Divorce is often financially complex. In a community property state such as California, it may stir up emotions when deciding, for example, which spouse gets the wedding china. For couples who own a business together, there can be unforeseen complications that do not present themselves until divorce is in the cards. In those circumstances, property division is not only about the present, but also the future.
In this country, a significant number of businesses are co-owned by couples. If there is no clear division between business assets and personal assets, then the business may be deemed to be community property. Continuing to run the business jointly after divorce is rarely feasible, typically resulting in questions over the future of both the business and the people involved.
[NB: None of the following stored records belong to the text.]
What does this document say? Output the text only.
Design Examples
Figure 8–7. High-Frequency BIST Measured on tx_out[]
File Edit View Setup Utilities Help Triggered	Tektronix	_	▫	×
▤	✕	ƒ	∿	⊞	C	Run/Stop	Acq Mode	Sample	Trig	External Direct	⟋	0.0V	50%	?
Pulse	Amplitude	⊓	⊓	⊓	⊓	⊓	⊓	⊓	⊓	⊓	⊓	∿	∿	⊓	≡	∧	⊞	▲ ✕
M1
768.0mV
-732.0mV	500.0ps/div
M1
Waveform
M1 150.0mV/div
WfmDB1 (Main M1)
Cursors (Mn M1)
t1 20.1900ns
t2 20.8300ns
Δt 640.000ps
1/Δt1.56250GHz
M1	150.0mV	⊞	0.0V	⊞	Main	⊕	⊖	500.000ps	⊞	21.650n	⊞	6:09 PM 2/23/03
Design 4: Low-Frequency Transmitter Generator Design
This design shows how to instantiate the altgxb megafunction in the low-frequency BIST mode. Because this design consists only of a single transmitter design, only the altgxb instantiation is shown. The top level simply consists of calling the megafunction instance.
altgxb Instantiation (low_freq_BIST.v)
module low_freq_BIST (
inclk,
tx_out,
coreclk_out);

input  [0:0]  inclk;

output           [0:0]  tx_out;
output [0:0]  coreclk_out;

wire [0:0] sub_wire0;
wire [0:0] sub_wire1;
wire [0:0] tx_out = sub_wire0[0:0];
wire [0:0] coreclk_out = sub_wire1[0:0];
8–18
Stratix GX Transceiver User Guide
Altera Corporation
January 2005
If the business is to continue, then compromises may be necessary.
In certain instances, it may be clear that one partner has a greater vested interest in the business entity than the other. This might provide a clear indication for one spouse to buy the other one’s share, raising the question of the value of the business. Further issues to consider may surround future income potential and retirement plans, as well as how to proceed if the value of half of the business exceeds other assets, or finance, to offset the buy-out.
Depending on how a couple’s business contracts are drawn up, there may be many things to take into account, including current and future tax implications. It may be necessary to consider additional advice and guidance relating to business valuations. This may assist California residents with both the community property assessment and due regard with respect to the implications for each individual involved. Jointly owning a business may make property division more complex, but a fair settlement may still be achievable if both parties work together.